Lo que nos lleva a la siguiente pieza del dominó: una vez rescatada Irlanda, los mercados se han cebado con España. El pánico de finales de noviembre pareció desaparecer la semana pasada cuando el Banco Central Europeo se puso a imprimir euros para comprar deuda española. Eso calmó los ánimos… momentáneamente. Yes que las ayudas del BCE serán limitadas porque imprimir dinero genera inflación y eso no gusta a los hermanos de la Europa del Norte. Tarde o temprano, pues, el miedo volverá y entonces España deberá recortar su gargantuesco déficit fiscal. No hay más. El problema es que, a diferencia de Irlanda, España no tiene un especial atractivo para las empresas de alta tecnología. Y a diferencia de Irlanda, el déficit español no es fruto de una ayuda irresponsable pero coyuntural a una banca que se hundía: es fruto de una gigantesca tasa de paro que se come 40.000 millones de euros al año, de una miríada de gastos inútiles en un sector público sobredimensionado y de una caída en picado de la recaudación que no se recuperará hasta que la economía vuelva a crecer. Y eso no sucederá hasta que se reforme en profundidad.

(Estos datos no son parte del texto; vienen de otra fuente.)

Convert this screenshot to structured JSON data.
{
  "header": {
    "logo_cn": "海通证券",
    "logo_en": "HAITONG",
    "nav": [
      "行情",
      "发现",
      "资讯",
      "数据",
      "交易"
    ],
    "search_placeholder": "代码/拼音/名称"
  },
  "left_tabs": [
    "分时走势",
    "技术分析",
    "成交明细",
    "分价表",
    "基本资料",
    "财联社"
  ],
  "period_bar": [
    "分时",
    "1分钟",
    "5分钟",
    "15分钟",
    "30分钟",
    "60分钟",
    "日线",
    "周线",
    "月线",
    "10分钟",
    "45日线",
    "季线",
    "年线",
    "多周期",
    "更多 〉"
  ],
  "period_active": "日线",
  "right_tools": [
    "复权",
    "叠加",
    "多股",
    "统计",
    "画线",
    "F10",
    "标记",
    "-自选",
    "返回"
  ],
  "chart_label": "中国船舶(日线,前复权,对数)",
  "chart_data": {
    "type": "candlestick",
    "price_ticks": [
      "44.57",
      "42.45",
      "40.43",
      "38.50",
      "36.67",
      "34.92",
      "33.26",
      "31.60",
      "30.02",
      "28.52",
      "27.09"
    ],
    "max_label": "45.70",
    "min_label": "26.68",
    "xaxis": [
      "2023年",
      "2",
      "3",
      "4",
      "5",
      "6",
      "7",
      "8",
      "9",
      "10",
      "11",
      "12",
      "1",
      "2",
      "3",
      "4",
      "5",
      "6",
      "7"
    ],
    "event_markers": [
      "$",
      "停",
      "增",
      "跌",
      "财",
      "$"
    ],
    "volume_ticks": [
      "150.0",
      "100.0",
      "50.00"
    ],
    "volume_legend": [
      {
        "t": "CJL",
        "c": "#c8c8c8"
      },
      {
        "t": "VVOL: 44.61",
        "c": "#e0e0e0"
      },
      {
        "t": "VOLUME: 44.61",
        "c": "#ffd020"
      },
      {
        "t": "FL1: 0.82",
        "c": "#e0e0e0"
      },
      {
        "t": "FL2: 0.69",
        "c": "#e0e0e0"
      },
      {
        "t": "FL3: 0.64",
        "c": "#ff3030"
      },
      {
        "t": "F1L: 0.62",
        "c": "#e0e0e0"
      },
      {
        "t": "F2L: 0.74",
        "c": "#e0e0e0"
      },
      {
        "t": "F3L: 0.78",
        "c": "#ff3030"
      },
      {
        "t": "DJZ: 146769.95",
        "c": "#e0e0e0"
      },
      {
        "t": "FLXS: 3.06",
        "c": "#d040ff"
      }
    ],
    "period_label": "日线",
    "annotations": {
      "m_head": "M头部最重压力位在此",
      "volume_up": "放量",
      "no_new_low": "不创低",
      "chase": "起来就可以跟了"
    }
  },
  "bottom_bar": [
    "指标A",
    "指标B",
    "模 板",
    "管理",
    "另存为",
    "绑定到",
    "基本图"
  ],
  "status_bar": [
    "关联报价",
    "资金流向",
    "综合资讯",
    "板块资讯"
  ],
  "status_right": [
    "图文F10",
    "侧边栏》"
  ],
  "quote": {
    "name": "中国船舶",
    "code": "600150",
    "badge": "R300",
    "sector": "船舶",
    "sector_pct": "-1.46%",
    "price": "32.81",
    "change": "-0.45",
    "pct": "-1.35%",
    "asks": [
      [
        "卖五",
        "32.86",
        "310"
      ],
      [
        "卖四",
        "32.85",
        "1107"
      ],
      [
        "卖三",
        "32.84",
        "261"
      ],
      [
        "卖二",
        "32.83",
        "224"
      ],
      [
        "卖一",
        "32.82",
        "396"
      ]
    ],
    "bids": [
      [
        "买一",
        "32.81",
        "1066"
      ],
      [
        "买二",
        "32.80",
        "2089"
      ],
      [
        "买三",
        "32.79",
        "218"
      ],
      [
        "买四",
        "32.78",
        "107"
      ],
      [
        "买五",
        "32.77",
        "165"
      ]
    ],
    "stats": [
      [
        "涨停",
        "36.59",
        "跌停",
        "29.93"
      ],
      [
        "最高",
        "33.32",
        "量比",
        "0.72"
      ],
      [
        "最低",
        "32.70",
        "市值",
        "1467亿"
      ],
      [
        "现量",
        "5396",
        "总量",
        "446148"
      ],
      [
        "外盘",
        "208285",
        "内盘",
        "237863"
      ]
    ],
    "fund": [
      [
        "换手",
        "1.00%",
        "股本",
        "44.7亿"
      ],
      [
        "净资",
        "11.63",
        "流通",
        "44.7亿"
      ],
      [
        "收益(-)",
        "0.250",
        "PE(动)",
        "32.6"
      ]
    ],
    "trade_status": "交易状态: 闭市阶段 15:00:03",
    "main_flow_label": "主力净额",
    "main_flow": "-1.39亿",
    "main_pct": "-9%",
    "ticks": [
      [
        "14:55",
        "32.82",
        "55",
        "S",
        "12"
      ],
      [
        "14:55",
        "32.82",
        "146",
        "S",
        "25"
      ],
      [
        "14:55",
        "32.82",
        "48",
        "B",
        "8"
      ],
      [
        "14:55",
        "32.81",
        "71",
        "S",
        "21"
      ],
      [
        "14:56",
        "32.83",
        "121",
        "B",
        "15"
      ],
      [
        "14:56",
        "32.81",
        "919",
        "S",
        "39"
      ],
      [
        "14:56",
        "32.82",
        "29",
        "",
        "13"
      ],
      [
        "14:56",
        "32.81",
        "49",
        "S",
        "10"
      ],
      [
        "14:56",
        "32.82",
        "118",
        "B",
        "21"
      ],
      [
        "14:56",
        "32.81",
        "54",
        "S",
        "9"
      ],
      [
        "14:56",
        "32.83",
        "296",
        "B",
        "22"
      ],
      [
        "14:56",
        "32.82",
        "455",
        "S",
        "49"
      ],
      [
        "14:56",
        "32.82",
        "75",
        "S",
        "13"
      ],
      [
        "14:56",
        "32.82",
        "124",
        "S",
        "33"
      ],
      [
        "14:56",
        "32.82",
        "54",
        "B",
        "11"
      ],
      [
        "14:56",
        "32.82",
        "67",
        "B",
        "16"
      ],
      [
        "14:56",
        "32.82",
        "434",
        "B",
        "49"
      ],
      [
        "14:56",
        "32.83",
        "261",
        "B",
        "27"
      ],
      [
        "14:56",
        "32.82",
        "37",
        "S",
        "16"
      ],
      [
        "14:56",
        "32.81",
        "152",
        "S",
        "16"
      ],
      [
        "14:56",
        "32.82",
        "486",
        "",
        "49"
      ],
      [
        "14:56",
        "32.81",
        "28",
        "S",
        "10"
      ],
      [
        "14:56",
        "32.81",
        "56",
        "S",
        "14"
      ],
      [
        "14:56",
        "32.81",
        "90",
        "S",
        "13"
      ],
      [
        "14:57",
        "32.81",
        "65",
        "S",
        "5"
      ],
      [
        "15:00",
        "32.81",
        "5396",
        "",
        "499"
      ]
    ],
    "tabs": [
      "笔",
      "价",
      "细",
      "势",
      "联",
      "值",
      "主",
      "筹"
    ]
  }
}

¡Sí! El Gobierno ya ha introducido ciertas reformas: ha reducido la fiscalidad a las pymes, ha eliminado la contribución obligatoria a las cámaras de comercio y ha facilitado la creación de empresas de 3.000 euros. Para recaudar dinero también ha decidido vender el 49% de los aeropuertos, el 30% de las loterías y aumentar los impuestos al tabaco. Todo eso está bien…, ¡pero no es suficiente! Hay que racionalizar esa regulación que hace que España ocupe la posición 49 del Doing Business, eliminar las barreras que impiden la creación de empleo, reducir el gasto público innecesario, adecuar el sistema educativo a las necesidades y disponibilidades tecnológicas actuales, agilizar el sistema judicial y sanear el sistema financiero. En definitiva, hay que hacer muchas cosas y muy complicadas. ¿Es imposible? No: Finlandia y Suecia tuvieron crisis peores que la española a principios de los noventa y lo hicieron. ¿Que dicen que las reformas no van a tener consecuencias hasta dentro de algunos años? No es verdad. Algunas reformas, como la educativa, van a tardar en dar sus resultados, pero otras, como la desregulación, van a tener efectos inmediatos. Además, que las reformas tarden en dar frutos no es razón para no acometerlas: si se hubieran hecho cuando empezó la crisis hace tres años (¡tres años!), ya estarían funcionando. Se acabó el escudarse tras el “tardarán demasiado” para no hacer nada.

Y acabo con una reflexión política: el presidente Zapatero debe saber que si no actúa, está muerto: esta crisis no se acabará por sí sola antes de las elecciones, por lo que, si no reforma, no sólo perderá la silla, sino que pasará a la historia como el presidente que no hizo nada mientras su país se hundía. Ante esa tesitura, sólo tiene una opción: ser valiente y acometer las reformas necesarias. Si no tengo razón y fracasan, él seguirá estando muerto. Pierde poco. Si tengo razón, pero los efectos de las reformas no se notan hasta después de las elecciones, pasará a la historia como el padre de la gran transformación que dio lugar al “tigre ibérico”. No está mal. Y si tengo razón y algunas reformas tienen efectos inmediatos, podría acabar salvando la cabeza.

Xavier Sala I Martín, Columbia University, UPF y Fundació Umbele.